We are one step closer to getting back our own police force. This is a welcome development, but it isn’t going to happen tomorrow. The Town of Brome Lake agreed to go forward with a special request to the National Assembly which would join the police forces of Bromont. There are substantial benefits to this: a savings of $400,000 a year, plus extra revenue from tickets issued on all roads in the Town boundaries.
As things stand now, if the SQ gives a ticket on a numbered highway, the revenue goes to the provincial government; money from tickets issued on secondary roads goes to the town.
If we were to have a joint police force with Bromont,all revenue from tickets issued on routes 104, 139, 215 and 243 within the town of Brome Lake would go to the town.

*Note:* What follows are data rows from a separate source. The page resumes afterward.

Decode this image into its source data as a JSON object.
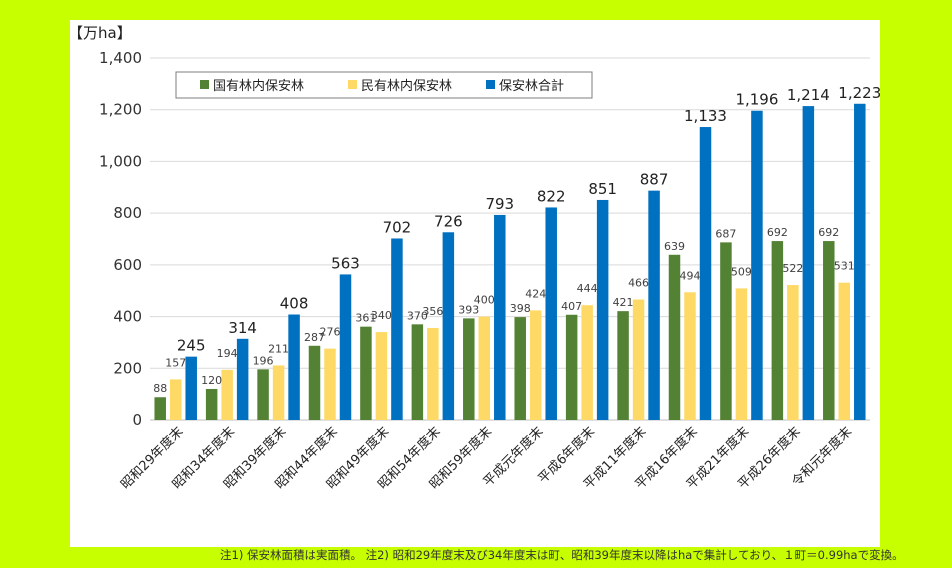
{
  "chart_data": {
    "type": "bar",
    "unit_label": "【万ha】",
    "ylim": [
      0,
      1400
    ],
    "yticks": [
      0,
      200,
      400,
      600,
      800,
      1000,
      1200,
      1400
    ],
    "grid": true,
    "legend_position": "top-left",
    "categories": [
      "昭和29年度末",
      "昭和34年度末",
      "昭和39年度末",
      "昭和44年度末",
      "昭和49年度末",
      "昭和54年度末",
      "昭和59年度末",
      "平成元年度末",
      "平成6年度末",
      "平成11年度末",
      "平成16年度末",
      "平成21年度末",
      "平成26年度末",
      "令和元年度末"
    ],
    "series": [
      {
        "name": "国有林内保安林",
        "color": "#548235",
        "values": [
          88,
          120,
          196,
          287,
          361,
          370,
          393,
          398,
          407,
          421,
          639,
          687,
          692,
          692
        ]
      },
      {
        "name": "民有林内保安林",
        "color": "#ffd966",
        "values": [
          157,
          194,
          211,
          276,
          340,
          356,
          400,
          424,
          444,
          466,
          494,
          509,
          522,
          531
        ]
      },
      {
        "name": "保安林合計",
        "color": "#0070c0",
        "values": [
          245,
          314,
          408,
          563,
          702,
          726,
          793,
          822,
          851,
          887,
          1133,
          1196,
          1214,
          1223
        ]
      }
    ]
  },
  "footnote": "注1) 保安林面積は実面積。 注2) 昭和29年度末及び34年度末は町、昭和39年度末以降はhaで集計しており、１町＝0.99haで変換。"
}
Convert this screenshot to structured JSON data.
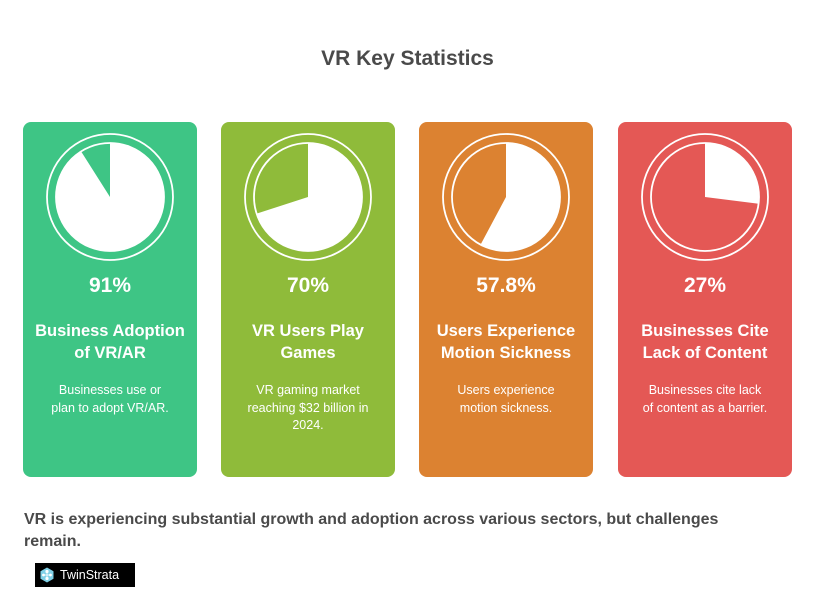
{
  "title": "VR Key Statistics",
  "cards": [
    {
      "value": "91%",
      "fraction": 0.91,
      "title": "Business Adoption of VR/AR",
      "description": "Businesses use or plan to adopt VR/AR.",
      "color": "#3ec585"
    },
    {
      "value": "70%",
      "fraction": 0.7,
      "title": "VR Users Play Games",
      "description": "VR gaming market reaching $32 billion in 2024.",
      "color": "#8fbb3a"
    },
    {
      "value": "57.8%",
      "fraction": 0.578,
      "title": "Users Experience Motion Sickness",
      "description": "Users experience motion sickness.",
      "color": "#dc8231"
    },
    {
      "value": "27%",
      "fraction": 0.27,
      "title": "Businesses Cite Lack of Content",
      "description": "Businesses cite lack of content as a barrier.",
      "color": "#e45855"
    }
  ],
  "summary": "VR is experiencing substantial growth and adoption across various sectors, but challenges remain.",
  "logo": {
    "text": "TwinStrata",
    "icon": "network-hexagon-icon"
  }
}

That would go a long way to reducing police costs, which already would be significantly lower.
There is already grumbling that there would be more tickets for speeding and other traffic offences, as there are now in the Town of Bromont. One can hardly criticize the police for doing their job. Few people speed on Bromont roads because of vigilant police patrols. We should welcome the same degree of safety here, as well an increased presence on secondary roads.
There is going to be a delay in bringing all this about, and it is out of our hands. The Quebec Government’s Justice file is crowded with legislation to deal with the long gun registry; the age for marijuana use; and appointing a new director of the SQ. That means the request for the change to the Police Act will have to wait until the fall session, though Mayor Richard Burcombe says there may be another way to bring about this welcome change. We can only hope it is done as soon as possible so the Town of Brome Lake can enjoy reduced costs, safer roads, and better police service overall.